Metaphor Poems: “I Know Why the Caged Bird Sings” by Maya Angelou

Although the term metaphor poem doesn’t really exist, I use it because I have my own website and I can make terms up. When I use the term metaphor poem, I refer to poems that are metaphors and not just a poem that contains metaphors.

The poem we’re looking at today is Maya Angelou’s “I Know Why the Caged Bird Sings.”

Before we study one of the most famous metaphor poems, let’s take a look at what it means to master metaphors. And let’s take a look at how studying poems with metaphors can help you improve your ability to communicate.

If you’re looking for a quick lesson on how to do a poetry analysis, here you go.

Master Metaphors

Make sure that what you learn is valuable beyond the walls of the classroom. As you study examples of metaphors poetry, focus on the lasting benefits of becoming a metaphor master. Use the following guidelines.

  1. You should know what a metaphor is if you are studying examples of metaphors in poetry. Simply knowing the definition, however, is not sufficient.
  2. You should be able to identify examples of metaphors in poetry on your own.
  3. You should be able to explain the purpose for the metaphor and analyze how it contributes to the theme of the poem. I have provided analysis with my examples to show you what I mean.
  4. You should be able to write poems containing a metaphor.
  5. You should be able to use metaphors in your own writing to communicate more clearly.
  6. Once you are able to own metaphors and use them to promote your ideas clearly, you will have become a metaphor master. Let’s begin by analyzing the following poem.

Caged Bird” by Maya Angelou

But a bird that stalks
down his narrow cage
can seldom see through
his bars of rage
his wings are clipped and
his feet are tied

so he opens his throat to sing.

The caged bird sings
with a fearful trill
of things unknown
but longed for still
and his tune is heard
on the distant hill
for the caged bird

sings of freedom.

The free bird thinks of another breeze
and the trade winds soft through the sighing trees
and the fat worms waiting on a dawn bright lawn

and he names the sky his own

But a caged bird stands on the grave of dreams
his shadow shouts on a nightmare scream
his wings are clipped and his feet are tied

so he opens his throat to sing.

The caged bird sings
with a fearful trill
of things unknown
but longed for still
and his tune is heard
on the distant hill
for the caged bird

sings of freedom.


Metaphor: The entire poem is a metaphor, with the caged bird representing those who have not freedom. Let’s take a look at the second and third stanzas:

“But a BIRD that stalks down his narrow cage / Can seldom see through his bars of rage / His wings are clipped and his feet are tied / So he opens his throat to sing. / The caged bird sings with a fearful trill / Of things unknown but longed for still / And his tune is heard on the distant hill for / The caged bird sings of freedom.”

Analysis: A caged bird is unable to enjoy the freedom of other birds due to its cage, clipped wings, and tied feet.

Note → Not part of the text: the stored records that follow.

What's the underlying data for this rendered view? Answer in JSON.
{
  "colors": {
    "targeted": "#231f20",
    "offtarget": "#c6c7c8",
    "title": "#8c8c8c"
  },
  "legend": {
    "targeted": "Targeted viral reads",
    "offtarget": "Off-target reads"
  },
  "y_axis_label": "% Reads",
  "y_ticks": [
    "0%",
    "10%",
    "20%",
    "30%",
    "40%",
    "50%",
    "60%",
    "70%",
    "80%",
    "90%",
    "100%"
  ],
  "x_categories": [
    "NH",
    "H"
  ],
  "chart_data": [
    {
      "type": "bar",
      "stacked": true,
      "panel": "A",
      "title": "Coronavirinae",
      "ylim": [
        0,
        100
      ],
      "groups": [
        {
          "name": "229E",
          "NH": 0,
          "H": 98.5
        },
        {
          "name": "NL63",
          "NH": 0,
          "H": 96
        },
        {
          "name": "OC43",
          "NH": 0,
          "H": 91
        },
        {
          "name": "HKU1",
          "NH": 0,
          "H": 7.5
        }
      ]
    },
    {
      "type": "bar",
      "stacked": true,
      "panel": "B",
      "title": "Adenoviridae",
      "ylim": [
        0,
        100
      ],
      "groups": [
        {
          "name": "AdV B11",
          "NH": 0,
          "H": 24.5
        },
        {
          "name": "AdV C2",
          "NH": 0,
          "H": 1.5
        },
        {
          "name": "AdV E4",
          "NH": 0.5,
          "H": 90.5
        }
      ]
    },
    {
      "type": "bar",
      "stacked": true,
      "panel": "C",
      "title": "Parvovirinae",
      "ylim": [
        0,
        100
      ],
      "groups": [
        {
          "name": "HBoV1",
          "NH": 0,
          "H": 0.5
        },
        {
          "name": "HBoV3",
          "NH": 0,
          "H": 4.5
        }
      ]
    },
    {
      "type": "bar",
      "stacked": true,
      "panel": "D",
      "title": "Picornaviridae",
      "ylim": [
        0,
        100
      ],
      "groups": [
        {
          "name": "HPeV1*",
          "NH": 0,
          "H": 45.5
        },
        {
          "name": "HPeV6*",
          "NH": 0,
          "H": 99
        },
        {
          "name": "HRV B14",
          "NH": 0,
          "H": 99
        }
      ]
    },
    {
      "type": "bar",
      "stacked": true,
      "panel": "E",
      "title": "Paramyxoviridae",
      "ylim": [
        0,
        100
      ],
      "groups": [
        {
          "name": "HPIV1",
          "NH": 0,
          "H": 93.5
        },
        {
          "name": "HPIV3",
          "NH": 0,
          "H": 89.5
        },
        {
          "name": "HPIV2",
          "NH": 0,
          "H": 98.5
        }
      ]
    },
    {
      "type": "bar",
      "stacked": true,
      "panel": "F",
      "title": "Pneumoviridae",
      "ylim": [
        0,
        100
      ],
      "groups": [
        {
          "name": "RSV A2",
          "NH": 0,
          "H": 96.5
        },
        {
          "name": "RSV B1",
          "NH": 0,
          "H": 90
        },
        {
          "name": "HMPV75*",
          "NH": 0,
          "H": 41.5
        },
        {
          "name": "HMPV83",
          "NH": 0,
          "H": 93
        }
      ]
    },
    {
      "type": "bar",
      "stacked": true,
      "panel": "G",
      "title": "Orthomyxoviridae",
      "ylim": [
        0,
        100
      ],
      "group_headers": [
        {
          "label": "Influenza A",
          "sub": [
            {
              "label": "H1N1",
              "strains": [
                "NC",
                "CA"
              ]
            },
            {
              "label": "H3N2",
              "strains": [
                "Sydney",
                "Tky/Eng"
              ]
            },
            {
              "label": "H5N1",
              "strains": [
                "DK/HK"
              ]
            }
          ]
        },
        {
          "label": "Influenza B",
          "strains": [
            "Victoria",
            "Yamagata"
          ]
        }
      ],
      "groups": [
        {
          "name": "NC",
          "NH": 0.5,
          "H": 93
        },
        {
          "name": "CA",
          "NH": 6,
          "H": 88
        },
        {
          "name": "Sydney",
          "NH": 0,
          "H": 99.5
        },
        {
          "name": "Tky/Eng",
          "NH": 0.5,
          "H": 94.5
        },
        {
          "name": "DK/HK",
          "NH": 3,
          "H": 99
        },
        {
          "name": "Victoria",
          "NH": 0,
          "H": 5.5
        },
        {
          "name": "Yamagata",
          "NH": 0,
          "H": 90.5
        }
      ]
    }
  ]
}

African-Americans during Angelou’s time were restricted by unfair laws and societal oppression. Freedom is symbolized by the caged bird’s beautiful song. As long as the bird is in the cage, he will not reach his true potential. Although the context of the poem is important, one shouldn’t limit its application to one group of people or one period.

A caged bird could be any group of oppressed people. It could mean individuals. The cage could represent society, physical barriers, fear, addiction or any self-defeating behavior, with the bird’s song representing the true self that longs for something greater in life.